| 6.4°C Dublin

Yeates murder: police found murdered architect's boots in flat

Police have indicated that Joanna Yeates may have been murdered at home after revealing her boots and coat were left in her flat.

Detectives also said that the murdered architect was missing a sock when her body was found near Bristol, raising the possiblity that the killer may have taken it as a souvenir of his crime.

Detective Chief Inspector Phil Jones, who is leading the inquiry, said the sock was a long, ski-style size five. A pizza bought by Miss Yeates on her way home has also disappeared and could also have been removed by the killer.

At a press conference, where DCI Jones held up a sock similar to the one Joanna was wearing, he said: "When Jo was found on Christmas Day morning she was fully clothed. She wasn't wearing her jacket. She wasn't wearing her boots and she was only wearing one sock.

"The jacket and the boots have been found at her home address. That would indicate that Jo had returned home. However at this present time the sock has not been found."

DCI Jones urged anyone with new information to come forward as police investigating the murder are coming under growing criticism of their handling of the case.

Detectives admit that they still do not know where and when the landscape architect died and at what stage her body was dumped by the roadside three miles from her flat in Bristol.

Miss Yeates was last seen on the evening of Friday December 17 after she had been drinking with colleagues in the Ram pub in Park Street.

The 25-year-old's snow-covered body was found on Christmas morning by a couple walking their dogs just three miles from her home in the Clifton area of Bristol. She had been strangled.

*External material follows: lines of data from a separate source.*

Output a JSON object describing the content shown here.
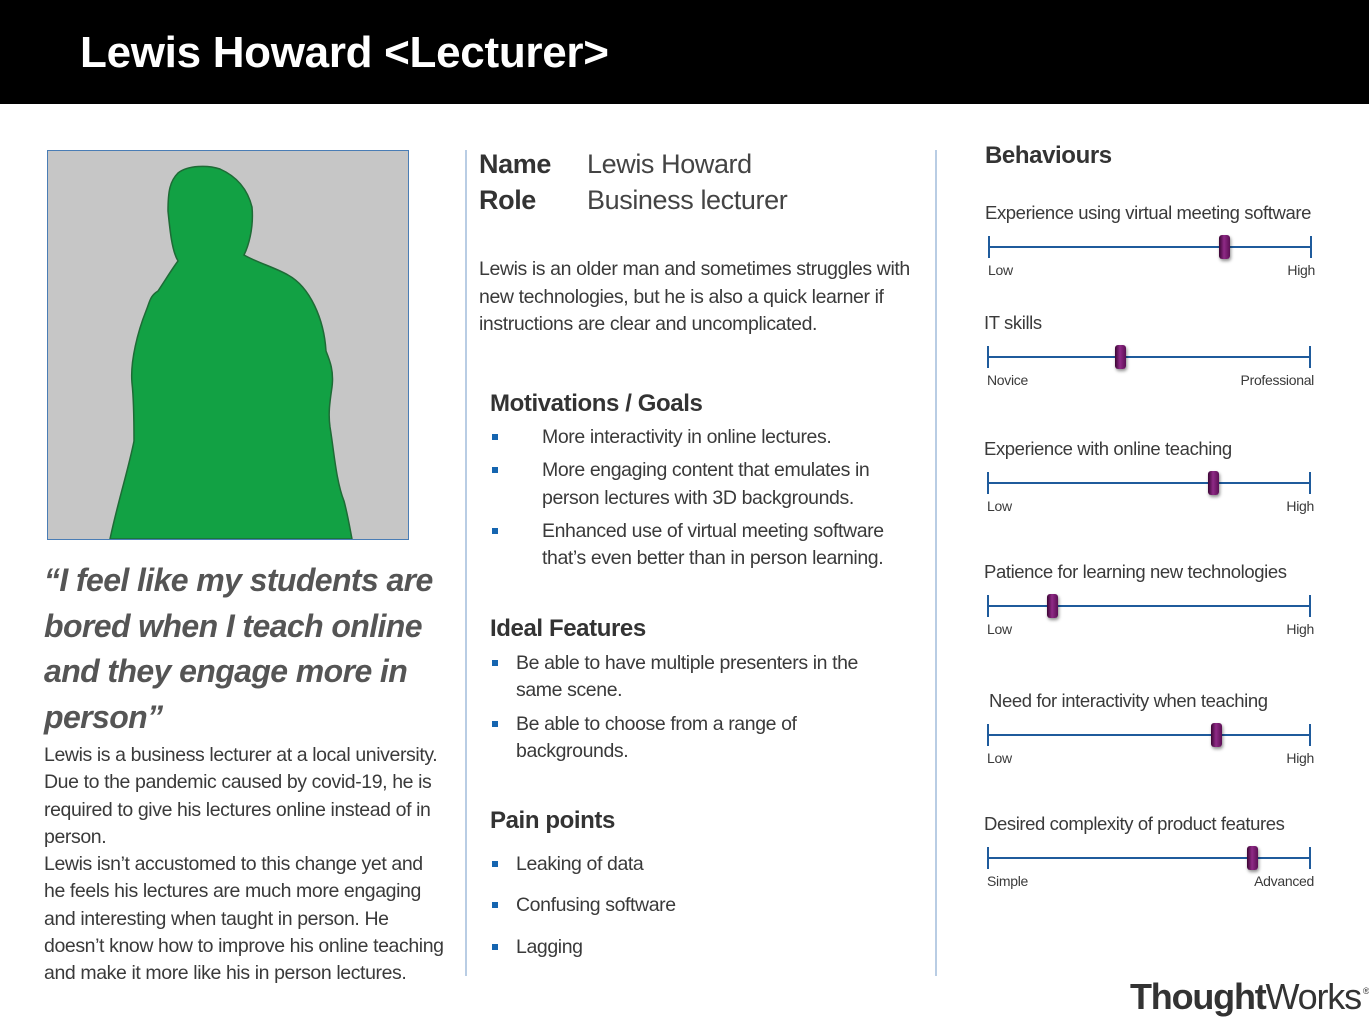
{
  "header": {
    "title": "Lewis Howard <Lecturer>"
  },
  "left": {
    "quote": "“I feel like my students are bored when I teach online and they engage more in person”",
    "bio": [
      "Lewis is a business lecturer at a local university. Due to the pandemic caused by covid-19, he is required to give his lectures online instead of in person.",
      "Lewis isn’t accustomed to this change yet and he feels his lectures are much more engaging and interesting when taught in person. He doesn’t know how to improve his online teaching and make it more like his in person lectures."
    ]
  },
  "profile": {
    "name_label": "Name",
    "name_value": "Lewis Howard",
    "role_label": "Role",
    "role_value": "Business lecturer",
    "summary": "Lewis is an older man and sometimes struggles with new technologies, but he is also a quick learner if instructions are clear and uncomplicated."
  },
  "motivations": {
    "title": "Motivations / Goals",
    "items": [
      "More interactivity in online lectures.",
      "More engaging content that emulates in person lectures with 3D backgrounds.",
      "Enhanced use of virtual meeting software that’s even better than in person learning."
    ]
  },
  "features": {
    "title": "Ideal Features",
    "items": [
      "Be able to have multiple presenters in the same scene.",
      "Be able to choose from a range of backgrounds."
    ]
  },
  "pain_points": {
    "title": "Pain points",
    "items": [
      "Leaking of data",
      "Confusing software",
      "Lagging"
    ]
  },
  "behaviours": {
    "title": "Behaviours",
    "scales": [
      {
        "label": "Experience using virtual meeting software",
        "min": "Low",
        "max": "High",
        "level": 0.73
      },
      {
        "label": "IT skills",
        "min": "Novice",
        "max": "Professional",
        "level": 0.41
      },
      {
        "label": "Experience with online teaching",
        "min": "Low",
        "max": "High",
        "level": 0.7
      },
      {
        "label": "Patience for learning new technologies",
        "min": "Low",
        "max": "High",
        "level": 0.2
      },
      {
        "label": "Need for interactivity when teaching",
        "min": "Low",
        "max": "High",
        "level": 0.71
      },
      {
        "label": "Desired complexity of product features",
        "min": "Simple",
        "max": "Advanced",
        "level": 0.82
      }
    ],
    "handle_color": "#7a1a72",
    "line_color": "#1f5b9c"
  },
  "logo": {
    "bold": "Thought",
    "regular": "Works",
    "mark": "®"
  },
  "colors": {
    "header_bg": "#000000",
    "silhouette": "#12a144",
    "photo_bg": "#c6c6c6",
    "bullet": "#1565b0"
  },
  "photo": {
    "icon": "person-silhouette-icon"
  }
}
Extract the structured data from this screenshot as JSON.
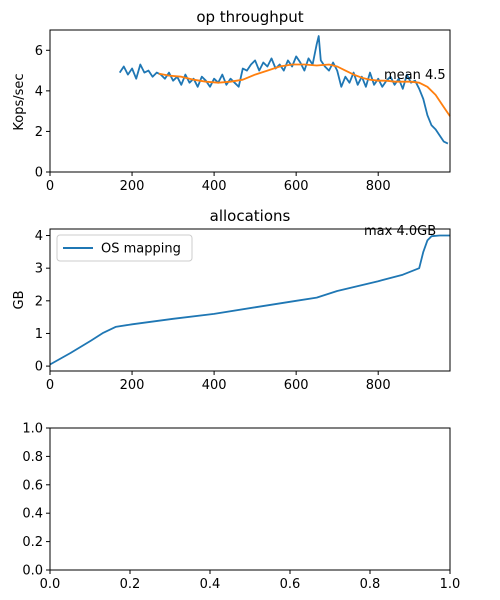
{
  "chart_data": [
    {
      "type": "line",
      "title": "op throughput",
      "xlabel": "",
      "ylabel": "Kops/sec",
      "xlim": [
        0,
        975
      ],
      "ylim": [
        0,
        7
      ],
      "xticks": [
        0,
        200,
        400,
        600,
        800
      ],
      "yticks": [
        0,
        2,
        4,
        6
      ],
      "grid": false,
      "annotation": "mean 4.5",
      "series": [
        {
          "color": "#1f77b4",
          "x": [
            170,
            180,
            190,
            200,
            210,
            220,
            230,
            240,
            250,
            260,
            270,
            280,
            290,
            300,
            310,
            320,
            330,
            340,
            350,
            360,
            370,
            380,
            390,
            400,
            410,
            420,
            430,
            440,
            450,
            460,
            470,
            480,
            490,
            500,
            510,
            520,
            530,
            540,
            550,
            560,
            570,
            580,
            590,
            600,
            610,
            620,
            630,
            640,
            650,
            655,
            660,
            670,
            680,
            690,
            700,
            710,
            720,
            730,
            740,
            750,
            760,
            770,
            780,
            790,
            800,
            810,
            820,
            830,
            840,
            850,
            860,
            870,
            880,
            890,
            900,
            910,
            920,
            930,
            940,
            950,
            960,
            970
          ],
          "values": [
            4.9,
            5.2,
            4.8,
            5.1,
            4.6,
            5.3,
            4.9,
            5.0,
            4.7,
            4.9,
            4.8,
            4.6,
            4.9,
            4.5,
            4.7,
            4.3,
            4.8,
            4.4,
            4.6,
            4.2,
            4.7,
            4.5,
            4.2,
            4.6,
            4.4,
            4.8,
            4.3,
            4.6,
            4.4,
            4.2,
            5.1,
            5.0,
            5.3,
            5.5,
            5.0,
            5.4,
            5.2,
            5.6,
            5.1,
            5.3,
            5.0,
            5.5,
            5.2,
            5.7,
            5.4,
            5.0,
            5.6,
            5.3,
            6.3,
            6.7,
            5.5,
            5.2,
            5.0,
            5.4,
            5.0,
            4.2,
            4.7,
            4.4,
            4.9,
            4.3,
            4.7,
            4.2,
            4.9,
            4.3,
            4.6,
            4.2,
            4.5,
            4.7,
            4.3,
            4.6,
            4.1,
            4.8,
            4.4,
            4.5,
            4.1,
            3.6,
            2.8,
            2.3,
            2.1,
            1.8,
            1.5,
            1.4
          ]
        },
        {
          "color": "#ff7f0e",
          "x": [
            265,
            290,
            320,
            350,
            380,
            410,
            440,
            470,
            500,
            530,
            560,
            590,
            620,
            650,
            680,
            700,
            720,
            740,
            760,
            780,
            800,
            820,
            840,
            860,
            880,
            900,
            920,
            940,
            960,
            975
          ],
          "values": [
            4.85,
            4.75,
            4.7,
            4.55,
            4.45,
            4.4,
            4.45,
            4.55,
            4.8,
            5.0,
            5.2,
            5.3,
            5.3,
            5.25,
            5.3,
            5.2,
            5.0,
            4.8,
            4.65,
            4.55,
            4.5,
            4.5,
            4.45,
            4.45,
            4.45,
            4.4,
            4.2,
            3.8,
            3.2,
            2.75
          ]
        }
      ]
    },
    {
      "type": "line",
      "title": "allocations",
      "xlabel": "",
      "ylabel": "GB",
      "xlim": [
        0,
        975
      ],
      "ylim": [
        -0.15,
        4.2
      ],
      "xticks": [
        0,
        200,
        400,
        600,
        800
      ],
      "yticks": [
        0,
        1,
        2,
        3,
        4
      ],
      "grid": false,
      "legend": "top-left",
      "annotation": "max 4.0GB",
      "series": [
        {
          "name": "OS mapping",
          "color": "#1f77b4",
          "x": [
            0,
            50,
            100,
            130,
            160,
            200,
            300,
            400,
            500,
            600,
            650,
            700,
            800,
            860,
            900,
            910,
            920,
            930,
            950,
            975
          ],
          "values": [
            0.05,
            0.4,
            0.78,
            1.02,
            1.2,
            1.28,
            1.45,
            1.6,
            1.8,
            2.0,
            2.1,
            2.3,
            2.6,
            2.8,
            3.0,
            3.5,
            3.85,
            3.98,
            4.0,
            4.0
          ]
        }
      ]
    },
    {
      "type": "line",
      "title": "",
      "xlabel": "",
      "ylabel": "",
      "xlim": [
        0,
        1
      ],
      "ylim": [
        0,
        1
      ],
      "xticks": [
        0.0,
        0.2,
        0.4,
        0.6,
        0.8,
        1.0
      ],
      "yticks": [
        0.0,
        0.2,
        0.4,
        0.6,
        0.8,
        1.0
      ],
      "grid": false,
      "series": []
    }
  ]
}
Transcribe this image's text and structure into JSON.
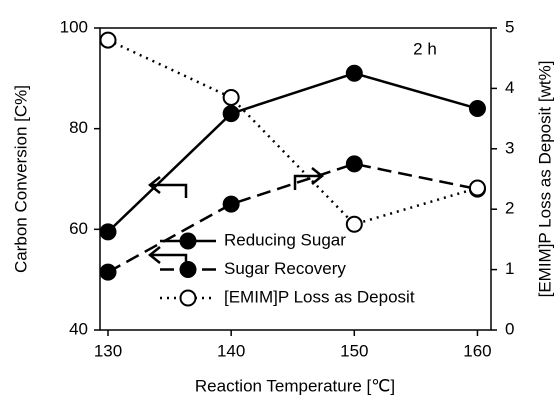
{
  "chart_data": {
    "type": "line",
    "annotation": "2 h",
    "x_label": "Reaction Temperature [℃]",
    "y_label": "Carbon Conversion [C%]",
    "y2_label": "[EMIM]P Loss as Deposit [wt%]",
    "x": [
      130,
      140,
      150,
      160
    ],
    "xlim": [
      129.35,
      161.1
    ],
    "xticks": [
      130,
      140,
      150,
      160
    ],
    "ylim": [
      40,
      100
    ],
    "yticks": [
      40,
      60,
      80,
      100
    ],
    "y2lim": [
      0,
      5
    ],
    "y2ticks": [
      0,
      1,
      2,
      3,
      4,
      5
    ],
    "legend": "lower right",
    "series": [
      {
        "name": "Reducing Sugar",
        "color": "#000000",
        "dash": "solid",
        "marker": "filled",
        "values": [
          59.5,
          83,
          91,
          84
        ]
      },
      {
        "name": "Sugar Recovery",
        "color": "#000000",
        "dash": "dashed",
        "marker": "filled",
        "values": [
          51.5,
          65,
          73,
          68
        ]
      },
      {
        "name": "[EMIM]P Loss as Deposit",
        "color": "#000000",
        "dash": "dotted",
        "marker": "open",
        "axis": "y2",
        "values": [
          4.8,
          3.85,
          1.75,
          2.35
        ]
      }
    ]
  }
}
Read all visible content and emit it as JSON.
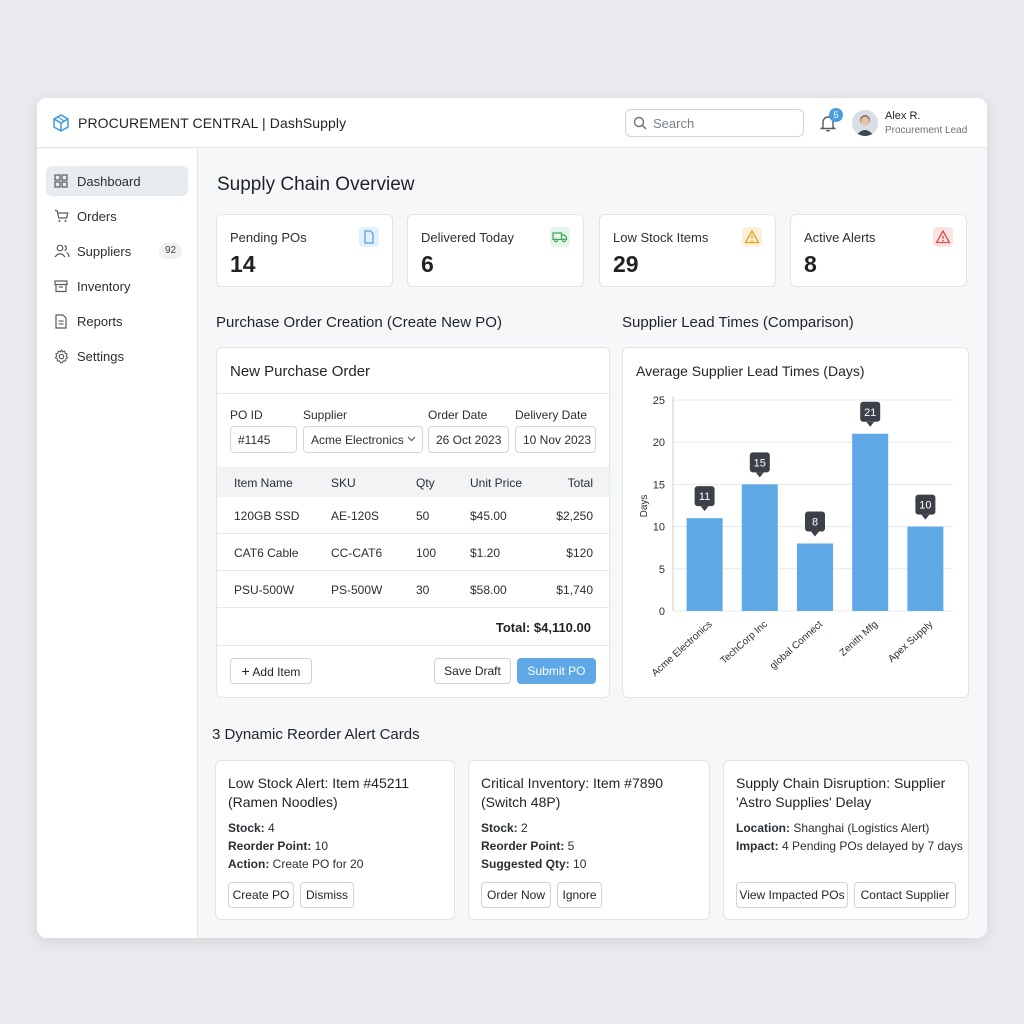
{
  "header": {
    "app_title": "PROCUREMENT CENTRAL | DashSupply",
    "search_placeholder": "Search",
    "notification_count": "5",
    "user_name": "Alex R.",
    "user_role": "Procurement Lead"
  },
  "sidebar": {
    "items": [
      {
        "label": "Dashboard",
        "icon": "grid-icon",
        "active": true
      },
      {
        "label": "Orders",
        "icon": "cart-icon"
      },
      {
        "label": "Suppliers",
        "icon": "users-icon",
        "badge": "92"
      },
      {
        "label": "Inventory",
        "icon": "box-icon"
      },
      {
        "label": "Reports",
        "icon": "document-icon"
      },
      {
        "label": "Settings",
        "icon": "gear-icon"
      }
    ]
  },
  "main": {
    "title": "Supply Chain Overview",
    "stats": [
      {
        "label": "Pending POs",
        "value": "14",
        "icon": "document-icon",
        "color": "#4a9ee0"
      },
      {
        "label": "Delivered Today",
        "value": "6",
        "icon": "truck-icon",
        "color": "#3ea35a"
      },
      {
        "label": "Low Stock Items",
        "value": "29",
        "icon": "warning-icon",
        "color": "#e0a21b"
      },
      {
        "label": "Active Alerts",
        "value": "8",
        "icon": "alert-icon",
        "color": "#d9534f"
      }
    ]
  },
  "po_section": {
    "heading": "Purchase Order Creation (Create New PO)",
    "card_title": "New Purchase Order",
    "fields": {
      "po_id_label": "PO ID",
      "po_id_value": "#1145",
      "supplier_label": "Supplier",
      "supplier_value": "Acme Electronics",
      "order_date_label": "Order Date",
      "order_date_value": "26 Oct 2023",
      "delivery_date_label": "Delivery Date",
      "delivery_date_value": "10 Nov 2023"
    },
    "columns": [
      "Item Name",
      "SKU",
      "Qty",
      "Unit Price",
      "Total"
    ],
    "rows": [
      [
        "120GB SSD",
        "AE-120S",
        "50",
        "$45.00",
        "$2,250"
      ],
      [
        "CAT6 Cable",
        "CC-CAT6",
        "100",
        "$1.20",
        "$120"
      ],
      [
        "PSU-500W",
        "PS-500W",
        "30",
        "$58.00",
        "$1,740"
      ]
    ],
    "total": "Total: $4,110.00",
    "add_item": "Add Item",
    "save_draft": "Save Draft",
    "submit": "Submit PO"
  },
  "lead_section": {
    "heading": "Supplier Lead Times (Comparison)"
  },
  "chart_data": {
    "type": "bar",
    "title": "Average Supplier Lead Times (Days)",
    "xlabel": "",
    "ylabel": "Days",
    "categories": [
      "Acme Electronics",
      "TechCorp Inc",
      "global Connect",
      "Zenith Mfg",
      "Apex Supply"
    ],
    "values": [
      11,
      15,
      8,
      21,
      10
    ],
    "ylim": [
      0,
      25
    ],
    "yticks": [
      0,
      5,
      10,
      15,
      20,
      25
    ],
    "bar_color": "#5ea8e6",
    "grid": true
  },
  "alerts_section": {
    "heading": "3 Dynamic Reorder Alert Cards",
    "cards": [
      {
        "title": "Low Stock Alert: Item #45211 (Ramen Noodles)",
        "l1_key": "Stock:",
        "l1_val": " 4",
        "l2_key": "Reorder Point:",
        "l2_val": " 10",
        "l3_key": "Action:",
        "l3_val": " Create PO for 20",
        "btn1": "Create PO",
        "btn2": "Dismiss"
      },
      {
        "title": "Critical Inventory: Item #7890 (Switch 48P)",
        "l1_key": "Stock:",
        "l1_val": " 2",
        "l2_key": "Reorder Point:",
        "l2_val": " 5",
        "l3_key": "Suggested Qty:",
        "l3_val": " 10",
        "btn1": "Order Now",
        "btn2": "Ignore"
      },
      {
        "title": "Supply Chain Disruption: Supplier 'Astro Supplies' Delay",
        "l1_key": "Location:",
        "l1_val": " Shanghai (Logistics Alert)",
        "l2_key": "Impact:",
        "l2_val": " 4 Pending POs delayed by 7 days",
        "btn1": "View Impacted POs",
        "btn2": "Contact Supplier"
      }
    ]
  }
}
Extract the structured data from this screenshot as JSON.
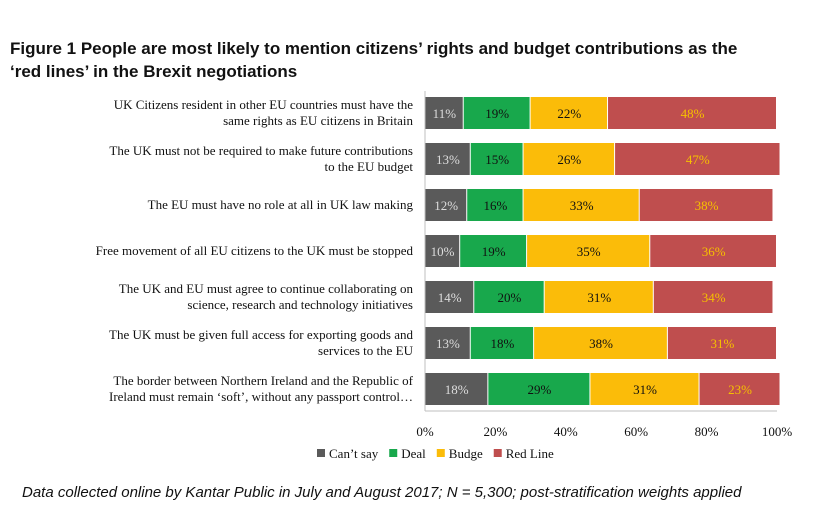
{
  "chart_data": {
    "type": "bar",
    "orientation": "horizontal",
    "stacked": true,
    "title_line1": "Figure 1 People are most likely to mention citizens’ rights and budget contributions  as the",
    "title_line2": "‘red lines’ in the Brexit negotiations",
    "categories": [
      [
        "UK Citizens resident in other EU countries must have the",
        "same rights as EU citizens in Britain"
      ],
      [
        "The UK must not be required to make future contributions",
        "to the EU budget"
      ],
      [
        "The EU must have no role at all in UK law making"
      ],
      [
        "Free movement of all EU citizens to the UK must be stopped"
      ],
      [
        "The UK and EU must agree to continue collaborating on",
        "science,  research and technology initiatives"
      ],
      [
        "The UK must be given full access for exporting goods and",
        "services to the EU"
      ],
      [
        "The border between Northern Ireland and the Republic of",
        "Ireland must remain ‘soft’, without any  passport control…"
      ]
    ],
    "series": [
      {
        "name": "Can’t say",
        "color": "#5a5a5a",
        "label_color": "#dddddd",
        "values": [
          11,
          13,
          12,
          10,
          14,
          13,
          18
        ]
      },
      {
        "name": "Deal",
        "color": "#18a84c",
        "label_color": "#111111",
        "values": [
          19,
          15,
          16,
          19,
          20,
          18,
          29
        ]
      },
      {
        "name": "Budge",
        "color": "#fbbc09",
        "label_color": "#111111",
        "values": [
          22,
          26,
          33,
          35,
          31,
          38,
          31
        ]
      },
      {
        "name": "Red Line",
        "color": "#bf4e4e",
        "label_color": "#f6c000",
        "values": [
          48,
          47,
          38,
          36,
          34,
          31,
          23
        ]
      }
    ],
    "value_suffix": "%",
    "xlim": [
      0,
      100
    ],
    "xticks": [
      "0%",
      "20%",
      "40%",
      "60%",
      "80%",
      "100%"
    ],
    "legend_position": "bottom"
  },
  "footnote": "Data collected online by Kantar Public in July and August 2017; N = 5,300; post-stratification weights applied"
}
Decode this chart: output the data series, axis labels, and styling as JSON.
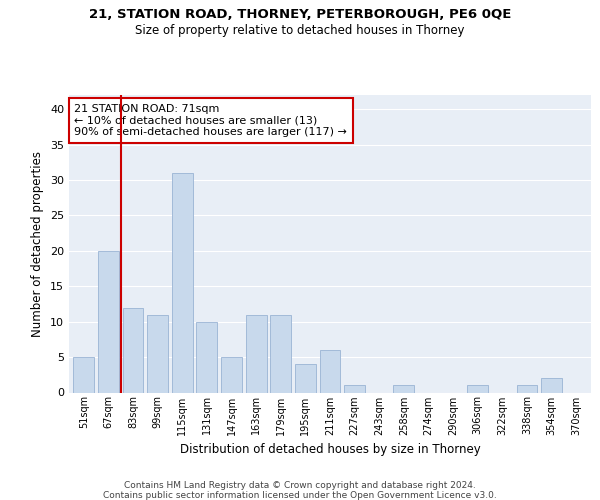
{
  "title1": "21, STATION ROAD, THORNEY, PETERBOROUGH, PE6 0QE",
  "title2": "Size of property relative to detached houses in Thorney",
  "xlabel": "Distribution of detached houses by size in Thorney",
  "ylabel": "Number of detached properties",
  "categories": [
    "51sqm",
    "67sqm",
    "83sqm",
    "99sqm",
    "115sqm",
    "131sqm",
    "147sqm",
    "163sqm",
    "179sqm",
    "195sqm",
    "211sqm",
    "227sqm",
    "243sqm",
    "258sqm",
    "274sqm",
    "290sqm",
    "306sqm",
    "322sqm",
    "338sqm",
    "354sqm",
    "370sqm"
  ],
  "values": [
    5,
    20,
    12,
    11,
    31,
    10,
    5,
    11,
    11,
    4,
    6,
    1,
    0,
    1,
    0,
    0,
    1,
    0,
    1,
    2,
    0
  ],
  "bar_color": "#c8d9ec",
  "bar_edge_color": "#9ab4d4",
  "red_line_x": 1.5,
  "annotation_box_text": "21 STATION ROAD: 71sqm\n← 10% of detached houses are smaller (13)\n90% of semi-detached houses are larger (117) →",
  "ylim": [
    0,
    42
  ],
  "yticks": [
    0,
    5,
    10,
    15,
    20,
    25,
    30,
    35,
    40
  ],
  "bg_color": "#ffffff",
  "plot_bg_color": "#e8eef6",
  "footer1": "Contains HM Land Registry data © Crown copyright and database right 2024.",
  "footer2": "Contains public sector information licensed under the Open Government Licence v3.0.",
  "red_line_color": "#cc0000",
  "grid_color": "#ffffff"
}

Police have said there was nothing to suggest the murderer was a serial killer or that people should be unduly worried but have warned women not to walk home alone.

Impatience at no sign of a breakthrough in the investigation is growing in Bristol.

Trevor Blythe, Clifton ward councillor, told The Guardian: "People are afraid to go out at night and are taking extra precautions at home. Clearly the person or people who did this are still around.

"The police don't appear to have any leads at all. Everyone wants it resolved so we can get back to normal life. It could well be that the perpetrator knew the victim so it doesn't seem like a serial killer – but we just don't know."

An Avon and Somerset police authority member, who asked not to be named, told the paper it was "worrying" that the police did not appear close to finding the murderer.

Detectives have launched a national campaign on Facebook to appeal for witnesses.

Avon and Somerset Police have placed an advert on the social networking site, appealing for help in catching the landscape architect's killer.

Detective Chief Inspector Phil Jones, who is leading the murder investigation, said: "The majority of people these days are spending time on Facebook and other social networking sites.

"This has become part of everyday routine for many people.

"This advert allows us to point people to special features on our website with all the latest information, it allows them to contact the incident room direct online rather than calling in.

"I would once again urge anyone who may have not contacted my team and may have information that could help this inquiry to contact us. Let us decide if this information is significant."

Crime scene investigators remain at Miss Yeates's flat, using advanced forensic techniques to examine the scene.

There was a sign outside the building in Canynge Road saying "Do not enter, dangerous chemicals."

Avon and Somerset Police have successfully used Facebook in several other high-profile cases.

It is a more cost-effective method than poster campaigns and mass leaflet distribution and, due to the viral nature of Facebook, can be shared much wider.

Scott Fulton, head of e-services for the force, said: "Social media is growing rapidly and has become a daily factor in most people's routine.

"On this inquiry alone we have had shares of the story from the force's Facebook page of 24,220. Additionally there have been over 63,000 views of the news updates on our website, a further 18,000 on the dedicated Jo page and over 70,000 views of the CCTV clips on our YouTube channel.

"Through the website we have had 260 inbound messages to the incident room. Anyone can send information to the team this way via avonandsomerset.police.uk/jo.

"We have been very pleased with information received via these channels on this investigation and we hope this advert will encourage even more people to come forward.